Laurie Penny
Almost every time I speak to teenagers, particularly young female students who want to talk to me about feminism, I find myself staggered by how much they have read, how creatively they think and how curiously bullshit-resistant they are. Because of the subjects I write about, I am often contacted by young people and I see it as a part of my job to reply to all of them - and doing so has confirmed a suspicion I’ve had for some time. I think that the generation about to hit adulthood is going to be rather brilliant. Young people getting older is not, in itself, a fascinating new cultural trend. Nonetheless, the encroaching adulthood and the people who grew up in a world where expanding technological access collided with the collapse of the neoliberal economic consensus is worth paying attention to. Because these kids are smart, cynical and resilient, and I don’t mind saying that they scare me a little.
— Laurie Penny
Femininity itself has become a brand, a narrow and shrinking formula of commoditized identity which can be sold back to women who have become alienated from their own power as living, loving, laboring beings.
— Laurie Penny
Girls are better at this sort of labor, often called 'emotional labor', not because there's anything in the meat and matter of our living cells that makes us naturally better but because we're trained for it from birth. Trained to make other people feel good. Trained to serve the coffee, fill in the forms, organize the parties and wipe the table afterward. Trained to be feisty, if we must, but not strong. To be bubbly, not funny. You must at no stage appear to have a body that functions in a normal human way, that pisses and shits and sweats and farts and falters. Decorate the prison of your body. Make yourself useful. Shut up and smile.
— Laurie Penny
Men grow up expecting to be the hero of their own story. Women grow up expecting to be the supporting actress in somebody else's. As a kid growing up with books and films and stories instead of friends, that was always the narrative injustice that upset me more than anything else.

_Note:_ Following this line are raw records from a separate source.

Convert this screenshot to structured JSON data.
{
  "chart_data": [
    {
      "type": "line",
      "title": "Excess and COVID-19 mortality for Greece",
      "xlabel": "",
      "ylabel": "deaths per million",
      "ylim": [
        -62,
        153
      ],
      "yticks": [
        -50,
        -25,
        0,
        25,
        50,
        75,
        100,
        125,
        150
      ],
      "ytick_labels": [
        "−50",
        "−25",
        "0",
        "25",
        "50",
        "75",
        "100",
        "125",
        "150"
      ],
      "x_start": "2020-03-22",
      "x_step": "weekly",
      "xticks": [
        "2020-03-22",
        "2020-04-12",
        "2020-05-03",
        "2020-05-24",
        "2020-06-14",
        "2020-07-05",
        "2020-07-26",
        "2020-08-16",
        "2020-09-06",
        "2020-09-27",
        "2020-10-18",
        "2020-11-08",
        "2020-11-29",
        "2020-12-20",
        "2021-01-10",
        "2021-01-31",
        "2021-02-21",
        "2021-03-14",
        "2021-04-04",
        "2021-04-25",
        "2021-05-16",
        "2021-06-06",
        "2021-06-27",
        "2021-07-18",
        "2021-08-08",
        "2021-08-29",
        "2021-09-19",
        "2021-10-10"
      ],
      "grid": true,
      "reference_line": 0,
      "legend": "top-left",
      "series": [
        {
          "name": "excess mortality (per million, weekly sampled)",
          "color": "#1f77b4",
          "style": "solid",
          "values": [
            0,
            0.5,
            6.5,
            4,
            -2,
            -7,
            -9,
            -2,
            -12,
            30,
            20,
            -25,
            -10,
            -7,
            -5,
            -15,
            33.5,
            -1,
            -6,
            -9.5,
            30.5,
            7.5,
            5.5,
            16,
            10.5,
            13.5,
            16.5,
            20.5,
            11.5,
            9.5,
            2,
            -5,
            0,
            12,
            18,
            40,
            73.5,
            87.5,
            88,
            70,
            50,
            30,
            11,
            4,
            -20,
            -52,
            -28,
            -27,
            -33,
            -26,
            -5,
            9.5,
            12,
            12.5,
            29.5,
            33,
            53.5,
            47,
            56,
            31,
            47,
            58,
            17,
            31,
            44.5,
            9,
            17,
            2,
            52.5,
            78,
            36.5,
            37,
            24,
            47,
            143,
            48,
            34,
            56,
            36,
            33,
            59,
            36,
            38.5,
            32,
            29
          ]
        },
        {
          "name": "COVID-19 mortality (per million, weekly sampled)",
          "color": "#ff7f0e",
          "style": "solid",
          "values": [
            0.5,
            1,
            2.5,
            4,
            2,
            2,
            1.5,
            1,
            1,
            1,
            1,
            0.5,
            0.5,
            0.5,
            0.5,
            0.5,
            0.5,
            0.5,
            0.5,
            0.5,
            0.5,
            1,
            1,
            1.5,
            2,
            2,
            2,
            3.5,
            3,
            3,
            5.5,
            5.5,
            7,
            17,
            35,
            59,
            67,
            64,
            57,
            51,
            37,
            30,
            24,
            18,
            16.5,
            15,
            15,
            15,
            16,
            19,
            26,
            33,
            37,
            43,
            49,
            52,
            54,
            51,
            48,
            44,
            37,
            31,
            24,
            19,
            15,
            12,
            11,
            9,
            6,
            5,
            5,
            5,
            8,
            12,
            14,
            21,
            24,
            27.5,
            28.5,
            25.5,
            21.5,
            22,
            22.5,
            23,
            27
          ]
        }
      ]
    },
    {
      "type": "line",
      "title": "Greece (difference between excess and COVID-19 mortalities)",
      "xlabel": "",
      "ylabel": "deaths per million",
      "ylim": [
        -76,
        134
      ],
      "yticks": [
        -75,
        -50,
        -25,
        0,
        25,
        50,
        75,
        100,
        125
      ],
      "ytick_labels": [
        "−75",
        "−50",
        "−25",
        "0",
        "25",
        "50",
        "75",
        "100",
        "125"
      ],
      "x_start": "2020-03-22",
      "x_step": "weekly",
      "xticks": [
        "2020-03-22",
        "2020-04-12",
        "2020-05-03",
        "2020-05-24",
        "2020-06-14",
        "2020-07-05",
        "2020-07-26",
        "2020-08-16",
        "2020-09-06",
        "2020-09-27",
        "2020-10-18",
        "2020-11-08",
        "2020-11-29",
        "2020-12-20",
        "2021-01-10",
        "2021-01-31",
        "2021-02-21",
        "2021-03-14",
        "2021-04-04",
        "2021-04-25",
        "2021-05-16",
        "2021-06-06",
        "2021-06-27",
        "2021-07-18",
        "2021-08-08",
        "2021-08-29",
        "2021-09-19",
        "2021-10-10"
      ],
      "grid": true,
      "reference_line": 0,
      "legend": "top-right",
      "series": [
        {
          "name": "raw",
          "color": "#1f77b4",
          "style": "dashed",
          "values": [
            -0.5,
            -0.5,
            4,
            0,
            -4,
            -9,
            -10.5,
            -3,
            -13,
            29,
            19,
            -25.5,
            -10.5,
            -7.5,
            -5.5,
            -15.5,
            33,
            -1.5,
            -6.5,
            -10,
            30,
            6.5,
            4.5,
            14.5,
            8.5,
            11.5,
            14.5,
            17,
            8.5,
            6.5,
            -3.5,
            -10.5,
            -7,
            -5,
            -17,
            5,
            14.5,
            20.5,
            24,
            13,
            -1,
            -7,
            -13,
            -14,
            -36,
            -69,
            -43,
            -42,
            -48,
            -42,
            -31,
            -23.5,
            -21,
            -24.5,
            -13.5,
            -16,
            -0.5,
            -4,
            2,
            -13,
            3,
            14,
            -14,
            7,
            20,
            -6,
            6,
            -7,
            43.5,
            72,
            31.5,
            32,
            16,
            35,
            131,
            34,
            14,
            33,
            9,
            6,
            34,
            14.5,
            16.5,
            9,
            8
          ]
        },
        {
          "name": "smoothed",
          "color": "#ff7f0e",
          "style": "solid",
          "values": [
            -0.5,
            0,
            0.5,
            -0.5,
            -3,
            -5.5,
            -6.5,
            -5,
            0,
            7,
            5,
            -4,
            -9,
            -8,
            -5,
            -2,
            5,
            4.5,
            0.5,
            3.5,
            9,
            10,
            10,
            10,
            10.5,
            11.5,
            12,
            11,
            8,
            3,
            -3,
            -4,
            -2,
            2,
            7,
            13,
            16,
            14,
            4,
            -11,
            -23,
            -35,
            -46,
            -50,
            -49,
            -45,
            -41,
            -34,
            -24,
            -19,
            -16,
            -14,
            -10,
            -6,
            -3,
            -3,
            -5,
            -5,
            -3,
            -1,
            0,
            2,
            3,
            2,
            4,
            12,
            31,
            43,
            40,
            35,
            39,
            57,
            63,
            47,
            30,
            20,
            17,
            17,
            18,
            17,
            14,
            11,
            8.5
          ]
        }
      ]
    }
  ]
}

I felt it sometimes like a sharp pain under the rib cage, the kind of chest pain that lasts for minutes and hours and might be nothing at all or might mean you're slowly dying of something mundane and awful. It's a feeling that hit when I understood how few girls got to go on adventures. I started reading science fiction and fantasy long before Harry Potter and The Hunger Games, before mainstream female leads very occasionally got more at the end of the story than together with the protagonist. Sure, there were tomboys and bad girls, but they were freaks and were usually killed off or married off quickly. Lady hobbits didn't bring the ring to Mordor. They stayed at home in the shire.
— Laurie Penny
Only by remembering to say 'no' will the women of 21st century regain their voice and remember their power. 'No' is the most important word in a woman's dialectic arsenal, and it is the one word that our employers, our leaders, and quite often, the men in our lives would do anything to prevent us from saying. No, we will not serve. No, we will not settle for the dirty work, the low-paid work, the unpaid work. No, we will not stay late at the office, look after the kids, sort out the shopping. We refuse to fit the enormity of our passion, our creativity, and our potential into the rigid physical prison laid down for us since we were small children. No. We refuse. We will not buy your clothes and shoes and surgical solutions. No, we will not be beautiful; we will not be good. Most of all, we refuse to be beautiful and good.
— Laurie Penny
Public ‘career feminists’ have been more concerned with getting more women into ‘boardrooms’, when the problem is that there are altogether too many boardrooms, and none of them are on fire.
— Laurie Penny
Secondly, you can spend your whole life being a story that happens to somebody else. You can twist and cram and shave down every aspect of your personality that doesn’t quite fit into the story boys have grown up expecting, but eventually, one day, you’ll wake up and want something else, and you’ll have to choose. Because the other thing about stories is that they end. The book closes, and you’re left with yourself, a grown fucking woman with no more pieces of cultural detritus from which to construct a personality. I tried and failed to be a character in a story somebody else had written for me. What concerns me now is the creation of new narratives, the opening of space in the collective imagination for women who have not been permitted such space before, for women who don’t exist to please, to delight, to attract men, for women who have more on our minds. Writing is a different kind of magic, and everyone knows what happens to women who do their own magic - but it’s a risk you have to take.
— Laurie Penny
Sexual objectification doesn't get oppressive until it is done consistently, and to a specific group of people, and with no regard whatsoever paid to their humanity. Then it ceases to become about desire and starts to be about control. Seeing another person as meat and fat and bone and nothing else gives you power over them, if only for an instant. Structural sexual objection of women draws that instant out into an entire matrix of hurt. It tells us that women are bodies first, idealized, subservient bodies, and men are not.
— Laurie Penny
The engine of capitalist patriarchy runs on the dirty fuel of women’s shame.
— Laurie Penny
The fact that ‘attention seeking’ is still considered a slur says much about the role of women in public life, on every scale.